Since the start of the coronavirus outbreak, a growing portfolio of dystopian artworks has engulfed the popular photo marketplace Getty Images.
A premium subscription image syndicate for news organizations and product designers, Getty provides a mix of images of world events by photojournalists and... this sort of thing: a high-quality image of an iPhone screen against a blurred monochrome vacuum, illogically dominated by a corporate logo, engineered for maximum ambiguity so that it can be paired with any headline about an app or phone. The coronavirus images look similar, except they feature an enormous covid-19 capsid lurking in an aquatic background like a hoary alien space ball.

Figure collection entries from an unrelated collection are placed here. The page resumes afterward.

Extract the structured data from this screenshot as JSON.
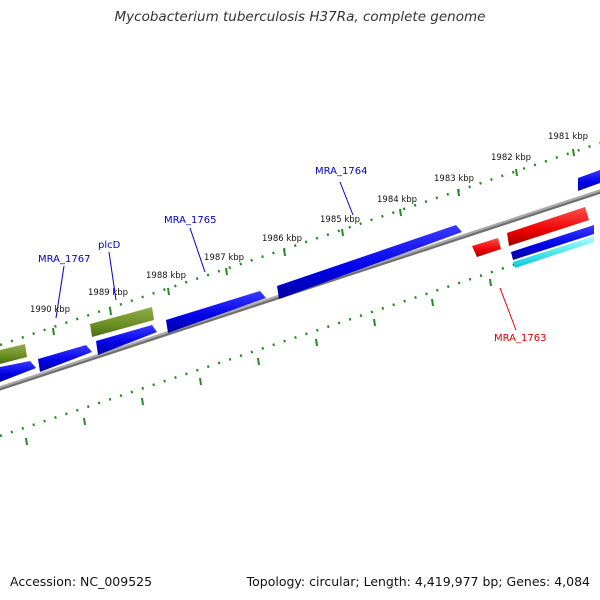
{
  "title": "Mycobacterium tuberculosis H37Ra, complete genome",
  "footer": {
    "accession": "Accession: NC_009525",
    "summary": "Topology: circular; Length: 4,419,977 bp; Genes: 4,084"
  },
  "scale_labels": [
    "1981 kbp",
    "1982 kbp",
    "1983 kbp",
    "1984 kbp",
    "1985 kbp",
    "1986 kbp",
    "1987 kbp",
    "1988 kbp",
    "1989 kbp",
    "1990 kbp"
  ],
  "gene_labels": [
    {
      "text": "MRA_1764",
      "color": "#0000cc"
    },
    {
      "text": "MRA_1765",
      "color": "#0000cc"
    },
    {
      "text": "MRA_1767",
      "color": "#0000cc"
    },
    {
      "text": "plcD",
      "color": "#0000cc"
    },
    {
      "text": "MRA_1763",
      "color": "#dd0000"
    }
  ],
  "colors": {
    "cds_forward": "#0000ee",
    "cds_reverse": "#ee0000",
    "gene_plcD": "#6b8e23",
    "rna": "#00e5ee",
    "backbone": "#888888",
    "tick": "#228b22"
  }
}
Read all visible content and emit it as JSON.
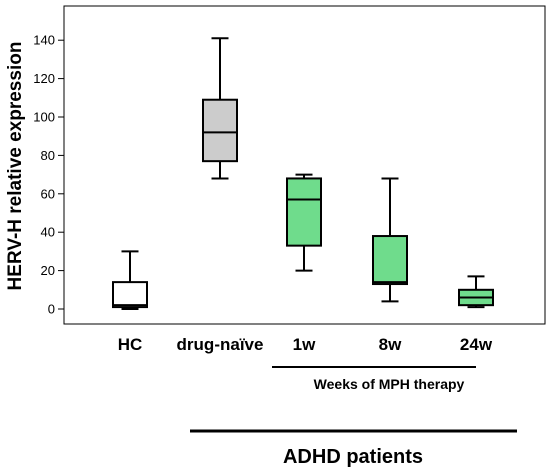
{
  "chart_data": {
    "type": "box",
    "ylabel": "HERV-H relative expression",
    "ylim": [
      -8,
      163
    ],
    "yticks": [
      0,
      20,
      40,
      60,
      80,
      100,
      120,
      140
    ],
    "categories": [
      "HC",
      "drug-naïve",
      "1w",
      "8w",
      "24w"
    ],
    "boxes": [
      {
        "category": "HC",
        "min": 0,
        "q1": 1,
        "median": 2,
        "q3": 14,
        "max": 30,
        "color": "#ffffff"
      },
      {
        "category": "drug-naïve",
        "min": 68,
        "q1": 77,
        "median": 92,
        "q3": 109,
        "max": 141,
        "color": "#cccccc"
      },
      {
        "category": "1w",
        "min": 20,
        "q1": 33,
        "median": 57,
        "q3": 68,
        "max": 70,
        "color": "#6fdc8c"
      },
      {
        "category": "8w",
        "min": 4,
        "q1": 13,
        "median": 14,
        "q3": 38,
        "max": 68,
        "color": "#6fdc8c"
      },
      {
        "category": "24w",
        "min": 1,
        "q1": 2,
        "median": 6,
        "q3": 10,
        "max": 17,
        "color": "#6fdc8c"
      }
    ],
    "group_labels": {
      "mph": "Weeks of MPH therapy",
      "adhd": "ADHD patients"
    }
  }
}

There are hundreds of such images made by a swath of creators, but one intrepid person, Budrul Chukrut, has uploaded no fewer than 373 to Getty’s archive, all bearing logos ranging from TikTok, the White House, and Air Canada to, bleakly, Carnival Cruise Line. Each image costs around $500 without a Getty subscription, but it’s unclear how much Chukrut directly makes from their images. (We’ve reached out to Getty for more details and will update when we hear back.)
Chukrut is a major player in the stock image game; their collective works have appeared on nearly every news site, including CNBC, NPR, Fortune, and the Washington Post. (Chukrut’s more popular works are of the storefront signage variety.) For news organizations, including Gizmodo, these types of images are borderline useless—but when the subject of a story is an invisible virus and a largely faceless corporation, fuck it, sometimes borderline useless is the best you can do.
The coronavirus series has appeared across the blogosphere in the week since they were uploaded en masse. This is us, hypnotized by the hollow gaze of Colonel Sanders, oblivious to a covid-19 blob orbiting us in the fog of webspace.
Another theme shows virus silhouettes like fireworks, projected on a wall with a big SUPREME-style “CORONAVIRUS” logo. Who is this for? Someone checking whitehouse.gov at a covid-19 rave, perhaps.
Chukrut did not respond to our request for comment when Gizmodo reached out via his Hong Kong-based agency SOPA Images. So we’re left to wonder: Is Chukrut trolling us, manufacturing ominous headlines before we write them (“Coronavirus Leads to Catastrophic Hulu Outage”)? Or has Chukrut just codified Getty’s service down to an icy reflection of our grim news-scape? Probably the latter.